Tari Layer 1 Blockchain and Wallet Security Audit
Want to get straight to the report? PDF is here.
Today, in coordination with the Tari team, we are making public Coinspect’s Tari security audit report. The audit lasted for 15 weeks and the document fully highlights Coinspect’s findings as well as Tari’s mitigation and updated status for all of the issues.
As a result of the Coinspect’s audit, 50 issues were discovered, with almost 50% of them being of HIGH severity and leading to double spends or massive denial of services for the network:
Risk | Quantity |
---|---|
High | 22 |
Medium | 9 |
Low | 10 |
Info | 9 |
Open Source Disclosures
During the audit process, Coinspect and the Tari dev team independetly found issues in the monero-rs
library. Responsible disclosures were made to the project.

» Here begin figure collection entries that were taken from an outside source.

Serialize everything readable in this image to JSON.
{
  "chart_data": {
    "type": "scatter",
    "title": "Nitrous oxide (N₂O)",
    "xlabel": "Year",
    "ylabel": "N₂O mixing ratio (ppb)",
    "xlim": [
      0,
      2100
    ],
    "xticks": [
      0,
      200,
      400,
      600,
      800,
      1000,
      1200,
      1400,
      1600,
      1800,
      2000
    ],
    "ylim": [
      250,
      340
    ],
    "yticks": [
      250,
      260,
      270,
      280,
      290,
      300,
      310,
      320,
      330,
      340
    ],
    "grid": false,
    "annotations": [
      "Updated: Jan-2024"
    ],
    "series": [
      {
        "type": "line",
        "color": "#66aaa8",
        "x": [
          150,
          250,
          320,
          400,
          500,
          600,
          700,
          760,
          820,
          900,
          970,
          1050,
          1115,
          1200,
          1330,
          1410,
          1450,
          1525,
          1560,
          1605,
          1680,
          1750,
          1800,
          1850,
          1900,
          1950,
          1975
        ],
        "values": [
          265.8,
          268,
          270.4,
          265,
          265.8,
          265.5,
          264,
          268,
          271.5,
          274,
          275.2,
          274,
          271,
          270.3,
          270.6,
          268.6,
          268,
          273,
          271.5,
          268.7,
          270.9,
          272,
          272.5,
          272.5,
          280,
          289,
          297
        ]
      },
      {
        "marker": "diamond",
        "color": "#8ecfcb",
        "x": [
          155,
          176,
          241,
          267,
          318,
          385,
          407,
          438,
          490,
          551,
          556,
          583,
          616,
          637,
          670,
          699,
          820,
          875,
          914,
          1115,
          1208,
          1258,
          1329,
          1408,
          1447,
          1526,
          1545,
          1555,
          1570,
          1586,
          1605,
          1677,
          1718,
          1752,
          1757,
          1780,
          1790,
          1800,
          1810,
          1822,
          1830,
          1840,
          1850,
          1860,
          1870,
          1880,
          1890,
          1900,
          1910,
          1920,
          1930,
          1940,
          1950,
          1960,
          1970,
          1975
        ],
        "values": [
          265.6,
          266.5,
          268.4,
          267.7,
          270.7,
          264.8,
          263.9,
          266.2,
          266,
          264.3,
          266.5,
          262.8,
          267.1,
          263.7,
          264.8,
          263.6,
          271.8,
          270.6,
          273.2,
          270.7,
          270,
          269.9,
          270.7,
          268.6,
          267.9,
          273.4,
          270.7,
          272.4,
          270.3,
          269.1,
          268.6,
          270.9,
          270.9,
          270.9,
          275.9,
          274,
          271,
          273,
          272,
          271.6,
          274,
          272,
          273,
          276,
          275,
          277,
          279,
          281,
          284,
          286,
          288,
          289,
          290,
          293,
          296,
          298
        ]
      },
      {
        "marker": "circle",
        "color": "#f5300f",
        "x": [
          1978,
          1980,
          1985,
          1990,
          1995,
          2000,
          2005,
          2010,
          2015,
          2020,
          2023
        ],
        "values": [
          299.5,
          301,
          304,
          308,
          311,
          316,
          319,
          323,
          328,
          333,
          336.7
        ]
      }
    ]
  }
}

Out of excess of caution, the proof-of-concepts showing the exact exploitable paths for open source projects have not been included in the report.
Our L1 assessment process
Coinspect has longstanding experience working together with L1 teams to secure their chains. Through the years we have developed our Core L1/L2 audit process to understand the particular threats each chain faces, look for instances of these problems by reviewing the code and confirm them by executing reproducible proof-of-concepts which are shared with our clients.
For Tari’s scenario, we reflected part of our threat model in a diagram, which demostrates the kind of attack scenarios we were looking for when reviewing the codebase:
Expanding the public knowledge
Tari is a great example of a bleeding-edge blockchain with several features that make it an interesting case study with non-trivial vulnerabilities. That’s why we are making a series of posts using the results of the audits so that these issues are fully documented and are hopefully not repeated in other chains.
We will be releasing these posts in the near future. Stay tuned to learn more about the issues and how to protect against them!
Working with Tari
Interactions with Tari during the audit process were superb. The development team showed understanding of the issues encountered and promptly began the work to not only fix the reported issues but to implement recommended security policies such as fuzzing. They have shown that security is a top concern for them and are commited to continually decrease the risk for future users.